Are there any countries where a private citizen can legally own a machine gun?

By machine gun, I mean what the ATF would call a machine gun, any firearm capable of fully automatic fire.

I know it’s pretty easy in the United States, if you are rich. The permit only costs $200 a gun, but since transferable machine guns haven’t been made or imported for over 20 years, costs are really high, on the order of several thousand dollars for even a crappy MAC-10.

Are there any other countries where you can legally own one? I would add these stipulations:

  1. You have to be a private citizen, and not in the military or police in any regular capacity. I know in Switzerland, a lot of young guys are in the army; I saw four machine guns leaning against a wall at Hooters while the guys enjoyed some hot wings. I wouldn’t count this though, unless you get to keep your machine gun after your service is done.

  2. You don’t have to prove you need a machine gun for any particular purpose.

  3. If you need a permit, it should be affordable for a hobbyist. Let’s say less than $1000. Preferably, you are then able to purchase said gun at a fair market price, not at a price artificially inflated by legislation, as is the case in the United States.

  4. I’m only talking about countries where law is enforced to some degree. I’m sure one could have a machine gun in hand in Somalia in short order, but that’s not really what I’m talking about.

I doubt most governments post information like that on their websites. After all, making it publicly known that all citizens have easy-access to machine gun ownership doesn’t do good things for tourism. Maybe do a search to see which country has the fewest complaints-per-capita of noisy neighbors for clues. I don’t know about you, but if I knew my neighbors had access to full auto Uzi’s, rest assured, I would be very diligent in keeping the noise levels down after 10 PM :wink:

From what I have heard (but no cite), Switzerland is very tolerant on gun ownership including machine guns.

I think Somalia meets all the OP’s conditions.

If this wikipedia article is accurate, machine guns other than the ones issued by the army are not legal in Switzerland without a collector’s license.

It depends on the province, but for an Ak-47, in Pakistan, $500 will get you the liscense you need.

Is this a joke, or did you not read all the conditions?

A bona fide liscense, or is that just bribes? That is, you can buy a liscense from a propper agency, stating in no uncertain terms that you are allowed to have a machine gun?

In many countries, there’s no difference.

Yeah, I know. Does my condition 4 not show up or something?
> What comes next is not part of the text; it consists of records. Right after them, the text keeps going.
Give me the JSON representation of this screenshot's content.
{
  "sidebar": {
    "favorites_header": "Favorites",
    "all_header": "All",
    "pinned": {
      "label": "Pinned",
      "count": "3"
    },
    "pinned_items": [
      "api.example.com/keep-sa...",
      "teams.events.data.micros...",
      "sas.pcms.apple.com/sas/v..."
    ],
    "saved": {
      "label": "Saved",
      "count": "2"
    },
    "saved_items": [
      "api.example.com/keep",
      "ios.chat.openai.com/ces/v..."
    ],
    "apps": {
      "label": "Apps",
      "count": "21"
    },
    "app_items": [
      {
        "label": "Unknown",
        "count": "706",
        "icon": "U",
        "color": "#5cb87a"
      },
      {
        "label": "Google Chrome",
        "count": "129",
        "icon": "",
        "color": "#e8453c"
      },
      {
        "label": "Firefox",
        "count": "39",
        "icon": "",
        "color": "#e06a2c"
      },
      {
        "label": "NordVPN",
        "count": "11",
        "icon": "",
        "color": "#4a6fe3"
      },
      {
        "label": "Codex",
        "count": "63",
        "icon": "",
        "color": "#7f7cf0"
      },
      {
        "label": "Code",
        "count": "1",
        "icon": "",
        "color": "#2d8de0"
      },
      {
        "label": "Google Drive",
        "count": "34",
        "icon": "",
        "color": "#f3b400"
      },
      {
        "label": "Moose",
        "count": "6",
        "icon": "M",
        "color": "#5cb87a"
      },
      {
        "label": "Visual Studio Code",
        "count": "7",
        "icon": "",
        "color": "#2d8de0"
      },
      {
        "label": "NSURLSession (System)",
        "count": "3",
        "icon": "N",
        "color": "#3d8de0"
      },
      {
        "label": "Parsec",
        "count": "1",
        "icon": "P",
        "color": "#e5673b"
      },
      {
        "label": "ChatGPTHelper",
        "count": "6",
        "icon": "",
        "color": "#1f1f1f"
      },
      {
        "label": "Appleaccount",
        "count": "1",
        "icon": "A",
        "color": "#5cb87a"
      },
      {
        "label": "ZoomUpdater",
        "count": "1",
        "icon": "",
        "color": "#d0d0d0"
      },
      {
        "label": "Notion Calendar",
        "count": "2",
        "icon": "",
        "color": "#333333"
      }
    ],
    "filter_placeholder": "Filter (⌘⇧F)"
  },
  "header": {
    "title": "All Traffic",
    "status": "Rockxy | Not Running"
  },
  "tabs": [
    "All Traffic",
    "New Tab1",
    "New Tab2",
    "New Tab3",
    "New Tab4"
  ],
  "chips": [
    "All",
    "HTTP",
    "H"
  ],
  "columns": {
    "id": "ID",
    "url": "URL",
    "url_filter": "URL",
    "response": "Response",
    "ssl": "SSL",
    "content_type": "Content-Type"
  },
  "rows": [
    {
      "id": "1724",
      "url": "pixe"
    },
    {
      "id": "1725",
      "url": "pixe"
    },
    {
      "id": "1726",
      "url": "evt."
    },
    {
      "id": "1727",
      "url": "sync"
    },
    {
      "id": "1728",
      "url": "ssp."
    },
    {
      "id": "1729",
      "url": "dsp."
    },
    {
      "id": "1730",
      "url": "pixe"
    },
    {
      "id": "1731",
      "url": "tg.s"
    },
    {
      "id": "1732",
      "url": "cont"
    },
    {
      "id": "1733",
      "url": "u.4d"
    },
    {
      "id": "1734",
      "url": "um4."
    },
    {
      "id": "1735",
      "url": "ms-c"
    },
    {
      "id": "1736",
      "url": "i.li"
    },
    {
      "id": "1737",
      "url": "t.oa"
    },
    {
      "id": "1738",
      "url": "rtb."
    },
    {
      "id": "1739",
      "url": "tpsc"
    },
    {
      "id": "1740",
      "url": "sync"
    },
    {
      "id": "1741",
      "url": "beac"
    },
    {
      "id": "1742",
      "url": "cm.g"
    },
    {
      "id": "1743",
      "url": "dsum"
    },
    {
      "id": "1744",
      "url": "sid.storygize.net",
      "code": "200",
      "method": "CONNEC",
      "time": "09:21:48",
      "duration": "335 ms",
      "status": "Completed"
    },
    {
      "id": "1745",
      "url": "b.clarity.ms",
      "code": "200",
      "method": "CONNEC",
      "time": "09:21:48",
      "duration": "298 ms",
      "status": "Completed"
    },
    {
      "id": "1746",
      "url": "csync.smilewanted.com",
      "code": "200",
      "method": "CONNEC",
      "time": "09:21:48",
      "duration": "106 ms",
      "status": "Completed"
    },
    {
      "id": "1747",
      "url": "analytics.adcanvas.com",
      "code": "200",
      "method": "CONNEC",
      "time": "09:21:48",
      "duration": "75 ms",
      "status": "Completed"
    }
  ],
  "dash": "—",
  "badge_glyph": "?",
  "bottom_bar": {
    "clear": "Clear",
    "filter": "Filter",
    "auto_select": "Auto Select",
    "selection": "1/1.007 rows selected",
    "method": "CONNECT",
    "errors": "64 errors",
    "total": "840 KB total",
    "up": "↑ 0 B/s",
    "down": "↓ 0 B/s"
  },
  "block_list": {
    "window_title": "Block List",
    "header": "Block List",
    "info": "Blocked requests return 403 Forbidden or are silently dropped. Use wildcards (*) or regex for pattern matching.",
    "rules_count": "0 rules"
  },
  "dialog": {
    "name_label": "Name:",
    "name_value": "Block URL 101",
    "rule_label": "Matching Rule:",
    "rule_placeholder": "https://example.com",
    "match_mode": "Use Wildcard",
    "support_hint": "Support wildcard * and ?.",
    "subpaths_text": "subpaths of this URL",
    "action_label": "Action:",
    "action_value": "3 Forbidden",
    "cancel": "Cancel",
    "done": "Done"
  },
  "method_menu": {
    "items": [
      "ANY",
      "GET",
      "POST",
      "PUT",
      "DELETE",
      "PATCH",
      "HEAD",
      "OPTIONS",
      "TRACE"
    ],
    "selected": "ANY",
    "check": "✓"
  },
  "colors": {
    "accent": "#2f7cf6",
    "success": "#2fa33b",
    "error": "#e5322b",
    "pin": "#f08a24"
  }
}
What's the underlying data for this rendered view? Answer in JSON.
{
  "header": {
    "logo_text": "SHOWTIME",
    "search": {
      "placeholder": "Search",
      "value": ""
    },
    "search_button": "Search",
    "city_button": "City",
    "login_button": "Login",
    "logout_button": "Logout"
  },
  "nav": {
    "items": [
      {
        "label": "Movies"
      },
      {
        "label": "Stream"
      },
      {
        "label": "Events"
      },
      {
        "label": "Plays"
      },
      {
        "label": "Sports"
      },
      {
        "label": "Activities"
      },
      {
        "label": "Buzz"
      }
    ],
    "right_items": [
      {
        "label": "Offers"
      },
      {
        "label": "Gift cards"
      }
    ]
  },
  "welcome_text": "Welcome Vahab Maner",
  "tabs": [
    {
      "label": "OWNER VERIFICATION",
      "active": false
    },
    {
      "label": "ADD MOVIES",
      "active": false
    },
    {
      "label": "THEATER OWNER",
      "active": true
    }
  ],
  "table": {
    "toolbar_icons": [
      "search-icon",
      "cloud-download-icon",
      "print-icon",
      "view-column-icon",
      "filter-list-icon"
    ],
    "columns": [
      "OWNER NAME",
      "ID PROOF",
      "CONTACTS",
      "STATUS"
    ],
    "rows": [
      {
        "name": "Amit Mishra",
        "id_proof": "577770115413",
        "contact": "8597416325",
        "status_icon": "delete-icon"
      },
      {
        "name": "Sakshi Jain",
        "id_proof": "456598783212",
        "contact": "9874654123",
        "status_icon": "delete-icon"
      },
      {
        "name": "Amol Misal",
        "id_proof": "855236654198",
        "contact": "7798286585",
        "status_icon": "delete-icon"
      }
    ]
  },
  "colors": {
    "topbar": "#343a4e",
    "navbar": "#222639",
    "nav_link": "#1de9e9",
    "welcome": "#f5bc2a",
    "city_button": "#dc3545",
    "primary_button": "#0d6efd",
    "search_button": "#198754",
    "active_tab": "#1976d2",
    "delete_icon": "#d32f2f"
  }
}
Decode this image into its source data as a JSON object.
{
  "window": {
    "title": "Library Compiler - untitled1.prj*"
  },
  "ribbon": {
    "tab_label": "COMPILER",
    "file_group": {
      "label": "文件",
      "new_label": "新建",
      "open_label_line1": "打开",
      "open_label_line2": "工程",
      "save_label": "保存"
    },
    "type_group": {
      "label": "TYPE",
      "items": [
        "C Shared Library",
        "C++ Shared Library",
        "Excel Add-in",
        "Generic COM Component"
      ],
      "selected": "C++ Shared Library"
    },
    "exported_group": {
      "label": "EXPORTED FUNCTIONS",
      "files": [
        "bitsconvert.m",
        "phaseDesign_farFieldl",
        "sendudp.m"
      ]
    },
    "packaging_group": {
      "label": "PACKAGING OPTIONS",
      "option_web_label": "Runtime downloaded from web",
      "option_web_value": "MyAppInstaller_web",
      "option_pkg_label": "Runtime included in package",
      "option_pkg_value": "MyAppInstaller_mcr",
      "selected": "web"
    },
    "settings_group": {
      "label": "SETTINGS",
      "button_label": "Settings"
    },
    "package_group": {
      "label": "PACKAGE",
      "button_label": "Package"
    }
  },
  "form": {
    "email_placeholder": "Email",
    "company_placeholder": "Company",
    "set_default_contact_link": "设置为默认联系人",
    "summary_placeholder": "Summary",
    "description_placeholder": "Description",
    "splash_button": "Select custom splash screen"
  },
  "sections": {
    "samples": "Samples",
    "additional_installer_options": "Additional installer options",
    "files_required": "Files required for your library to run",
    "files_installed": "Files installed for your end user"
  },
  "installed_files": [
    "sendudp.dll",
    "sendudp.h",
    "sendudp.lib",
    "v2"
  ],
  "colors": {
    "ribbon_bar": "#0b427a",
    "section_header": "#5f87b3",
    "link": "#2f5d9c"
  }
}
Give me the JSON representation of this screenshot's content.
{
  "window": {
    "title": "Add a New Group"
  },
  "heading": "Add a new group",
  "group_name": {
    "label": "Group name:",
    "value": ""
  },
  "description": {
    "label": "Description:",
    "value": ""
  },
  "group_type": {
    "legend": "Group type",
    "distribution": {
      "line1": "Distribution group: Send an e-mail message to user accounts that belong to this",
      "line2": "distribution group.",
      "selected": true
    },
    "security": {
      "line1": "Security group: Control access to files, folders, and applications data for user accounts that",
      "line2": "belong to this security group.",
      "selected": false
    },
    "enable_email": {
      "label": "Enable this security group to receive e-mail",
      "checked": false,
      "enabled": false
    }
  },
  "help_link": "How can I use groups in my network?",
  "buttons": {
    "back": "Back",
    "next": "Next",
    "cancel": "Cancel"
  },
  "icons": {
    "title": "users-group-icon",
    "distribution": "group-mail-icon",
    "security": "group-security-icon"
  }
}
The various cantons have varying degrees of restrictions, from fairly liberal (although requiring registration) to moderately restrictive (training requirements, restrictions on the number of weapons that can be purchased at one time or on one approval, et cetera). There has been in the last decade some efforts to harmonize laws, which has generally resulted in a slight increase in regulation. Overall, Swiss laws are, roughly speaking, about as permissive as those of American Midwestern states on average, which makes them considerably less restrictive than most of their neighbors. The per capita violent crime rate in Switzerland is as low or lower than most of its neighbors, and IIRC the firearm suicide rate is about the same as Western Europe as a whole.

Swiss citizens who perform military service (conscription of males is almost universal, although not all conscripts enter into military service) are issued a (fully automatic) battle rifle. When they muster out of regular service they are entered into the reserves, the rifle and a tin of ammunition is retained in that reservist’s home until he or she exits reserve service or dies, and the reservist is required to requalify with the weapon annually until the age of 30. The weapon is not for recreational or hunting use (for which there are penalties) so saying that a Swiss citizen “owns” the weapon may be a bit of a misnomer, though there at least used to be a program allowing the purchase of surplus rifles by reservists.


I believe that the rifle is converted to semi automatic when a Swiss solider leaves the service.

It’s legal in Iraq, and was legal before the war when the law was strictly enforced.